A rally in the stock market isn't going to be able to put a value on the MBSs no matter how enthusiastic investors are. Any broad rallies now based on Citibank's monthly earnings (a far from standardized metric) or the president's talk with Hugo Chavez is probably going to be fleeting until the toxic waste of MBSs are priced out of the system.
This doesn't mean there is no hope for individual investors in this market. Although the financial sector is riddled with toxic assets, many other industries don't have direct exposure.
These companies are being punished by the economic downturn that the credit crises wrought and many will be well positioned for profit when the economy turns around. Right now it may be better for investors to stop thinking in broad market terms like indexes and look for tough companies that are profiting and expanding despite the economic woes.
The heart of the economy is production and the companies that continue to produce through bad times are in a much better position to increase production when things change.

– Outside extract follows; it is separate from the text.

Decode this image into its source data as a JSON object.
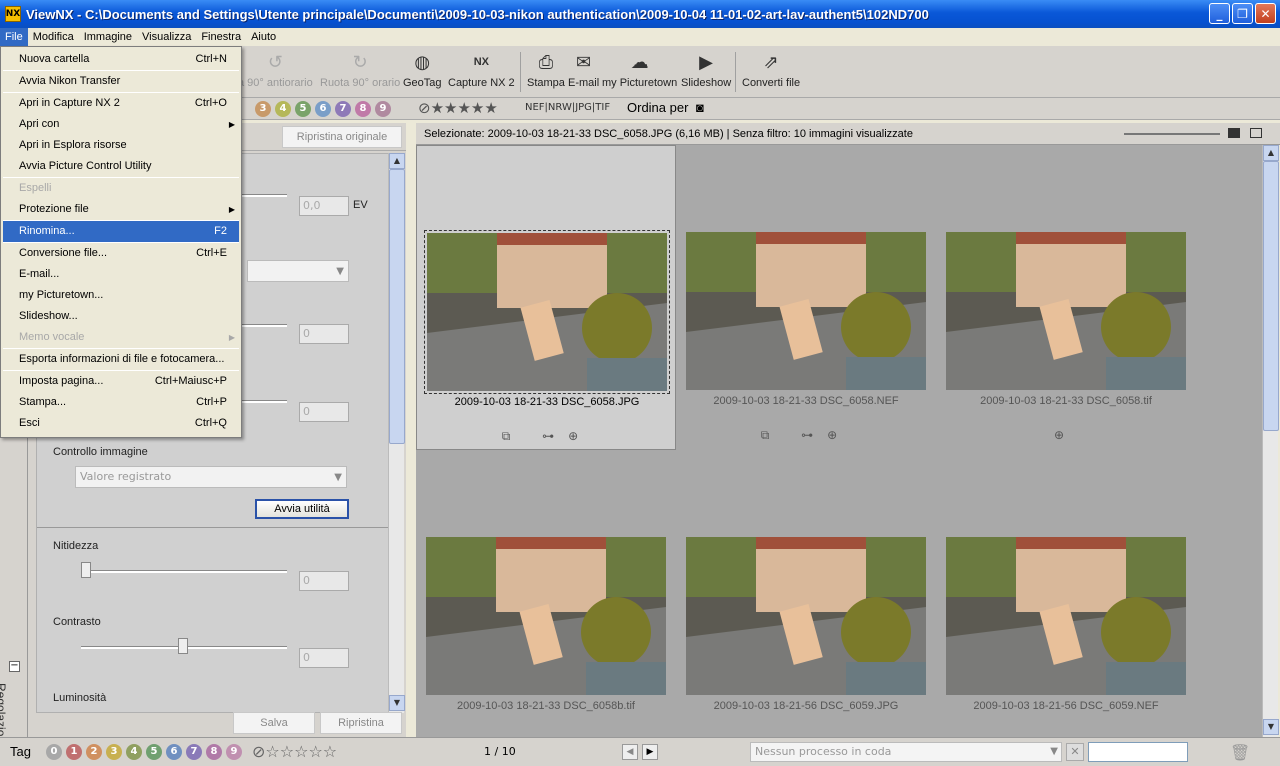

Many companies are unable to keep up production without bank credit but some companies can because of cash reserves, low debt levels, recession proof products, etc.
Fortunately for investors, these companies are being drowned out in the larger market noise and may be going cheap. (Find out what you can do to prepare and cope in tough economic times by checking out 7 Ways To Recession-Proof Your Life.)
When the toxic waste is finally priced to clear, credit will ease and the economy will recover. It will be the companies that struggled through the recession that will post the big earnings and lead a true market recovery instead of an overly optimistic rally. A true stock market rebound is an indicator of recovering economy, but it can't fix anything in and of itself.
Credit simply cannot flow freely while harmful assets are weighing down the books of financial companies. Any government-led efforts to change this will more than likely result in inflation, not resolution.